Читать книгу The Official (ISC)2 SSCP CBK Reference - Mike Wills - Страница 53

SUNBURST and other attacks in 2020 and 2021 highlighted how little attention many organizations were paying to the physical control and interaction side of their information systems. Enterprises that did not directly use IT to control manufacturing systems, or command and control vehicles and heavy machinery, believed themselves safe from physical harm, and yet would blithely invest in smart buildings and IoT devices for use in their office environments. They believed that these operational technologies—OT systems that directly cause physical motion or action, or monitor and supervise systems that do—were sufficiently separated from their IT systems, such as their corporate data centers, that there was little danger of a vulnerability on one side of that IT-OT interface from causing harm to systems, data, and people on the other side. That has been shown to be a false hope.

Operational technologies (OT) include industrial control systems (ICS) and the supervisory, control, and data acquisition (SCADA) systems that direct their activities. OT also includes Internet of Things (IoT) devices, autonomous, mobile machines (from custodial devices to chaotic warehouse forklifts), and robots. Most smart city systems, particularly their mass transit, water and sewer, traffic control, and communications management systems are part of the OT world, as are smart building environmental, power, and security management systems at work and in the home. This list of OT use cases grows every day, and in each case, there are data sharing and collaborative control and supervisory linkages with IT systems at many levels. And in most cases, device control involves switching and detecting AC and DC power and signals as part of controlling physical actuators and sensors.
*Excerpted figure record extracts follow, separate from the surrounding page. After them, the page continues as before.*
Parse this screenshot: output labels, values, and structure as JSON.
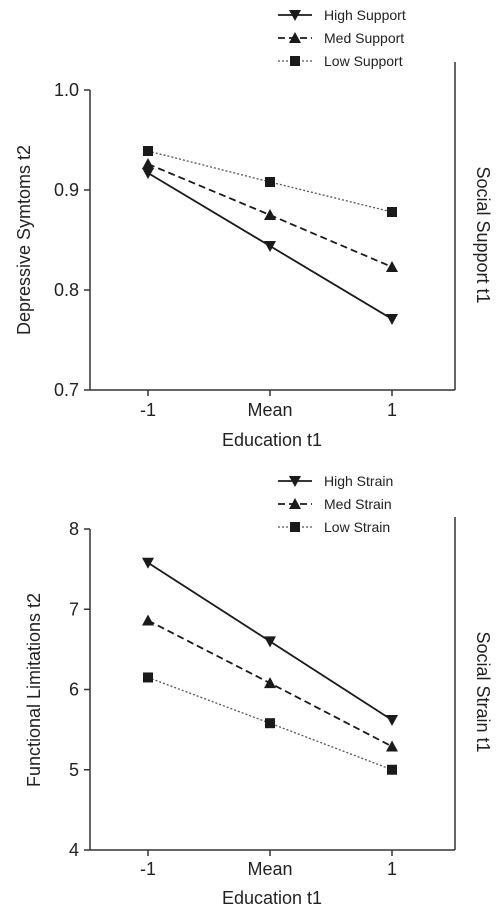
{
  "chart_data": [
    {
      "type": "line",
      "categories": [
        "-1",
        "Mean",
        "1"
      ],
      "xlabel": "Education t1",
      "ylabel": "Depressive Symtoms t2",
      "right_label": "Social Support t1",
      "ylim": [
        0.7,
        1.0
      ],
      "yticks": [
        "0.7",
        "0.8",
        "0.9",
        "1.0"
      ],
      "ytick_values": [
        0.7,
        0.8,
        0.9,
        1.0
      ],
      "legend_position": "top-right",
      "grid": false,
      "series": [
        {
          "name": "High Support",
          "marker": "triangle-down",
          "dash": "solid",
          "values": [
            0.917,
            0.844,
            0.771
          ]
        },
        {
          "name": "Med Support",
          "marker": "triangle-up",
          "dash": "dashed",
          "values": [
            0.926,
            0.875,
            0.823
          ]
        },
        {
          "name": "Low Support",
          "marker": "square",
          "dash": "dotted",
          "values": [
            0.939,
            0.908,
            0.878
          ]
        }
      ]
    },
    {
      "type": "line",
      "categories": [
        "-1",
        "Mean",
        "1"
      ],
      "xlabel": "Education t1",
      "ylabel": "Functional Limitations t2",
      "right_label": "Social Strain t1",
      "ylim": [
        4,
        8
      ],
      "yticks": [
        "4",
        "5",
        "6",
        "7",
        "8"
      ],
      "ytick_values": [
        4,
        5,
        6,
        7,
        8
      ],
      "legend_position": "top-right",
      "grid": false,
      "series": [
        {
          "name": "High Strain",
          "marker": "triangle-down",
          "dash": "solid",
          "values": [
            7.58,
            6.6,
            5.62
          ]
        },
        {
          "name": "Med Strain",
          "marker": "triangle-up",
          "dash": "dashed",
          "values": [
            6.86,
            6.08,
            5.29
          ]
        },
        {
          "name": "Low Strain",
          "marker": "square",
          "dash": "dotted",
          "values": [
            6.15,
            5.58,
            5.0
          ]
        }
      ]
    }
  ]
}
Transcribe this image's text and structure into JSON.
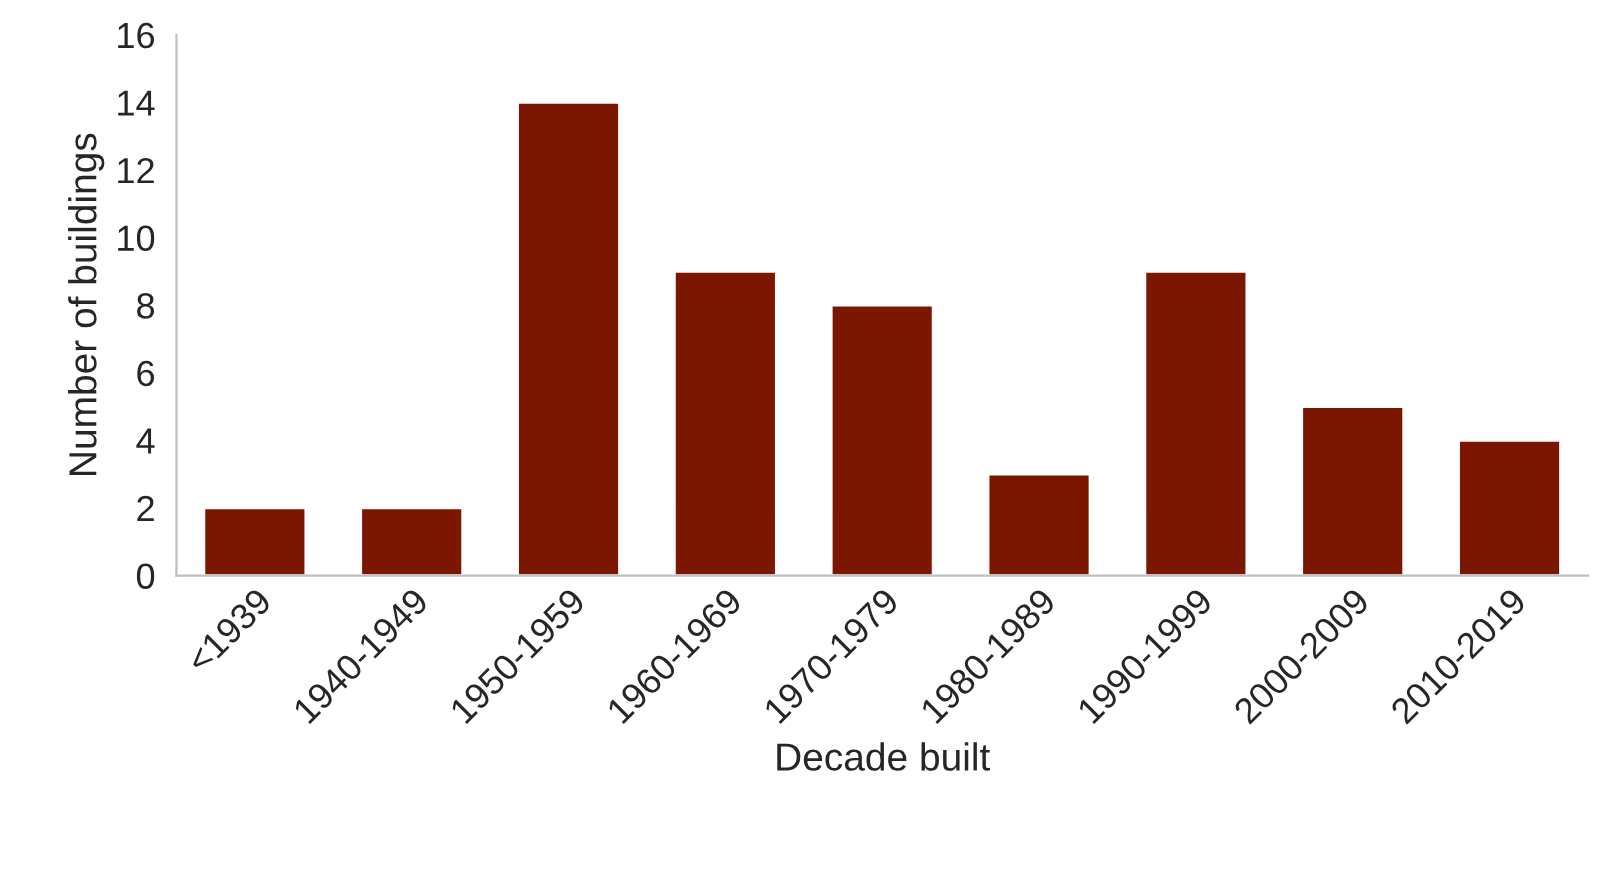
{
  "chart_data": {
    "type": "bar",
    "xlabel": "Decade built",
    "ylabel": "Number of buildings",
    "categories": [
      "<1939",
      "1940-1949",
      "1950-1959",
      "1960-1969",
      "1970-1979",
      "1980-1989",
      "1990-1999",
      "2000-2009",
      "2010-2019"
    ],
    "values": [
      2,
      2,
      14,
      9,
      8,
      3,
      9,
      5,
      4
    ],
    "color": "#7b1600",
    "ylim": [
      0,
      16
    ],
    "yticks": [
      0,
      2,
      4,
      6,
      8,
      10,
      12,
      14,
      16
    ],
    "grid": false,
    "legend": false
  }
}
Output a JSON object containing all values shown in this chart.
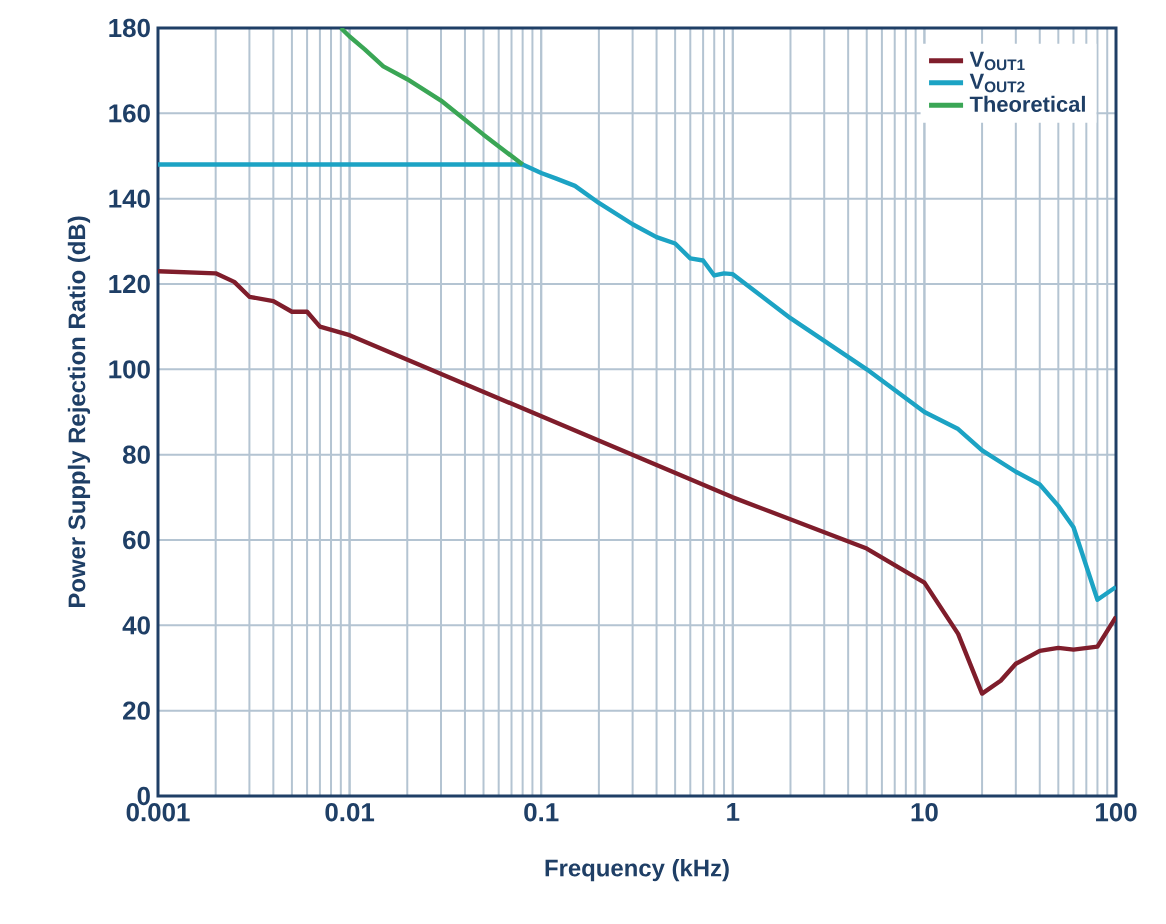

As older OT systems are being phased out, newer systems tend to be making greater use of the Common Industrial Protocol (CIP). This is a feature-rich set of functions that are used within OT architectures to provide management, real-time control, data acquisition, and safety intervention across an architecture. CIP can operate over IP networks, which allows OT regional control workstations to easily interact with organizational IT systems. OT and IT systems both share common problems, such as the challenges of establishing and maintaining a secure supply chain for software, firmware, and hardware updates. Access control problems are quite common; the information security hygiene measures you need to apply to almost every IT systems environment must also be applied to your organization's OT systems, although with different techniques and tools. Integrated visibility—having a SIEM-like insight into the combined IT / OT architecture of your organization—can be achieved, but it's not as straightforward as some vendors may make it seem.

Safety, like security, is an end-to-end responsibility. It's no wonder that some cultures and languages combine both in a single word. For example, in Spanish seguridad unifies both safety and security as one integrated concept, need, and mind-set.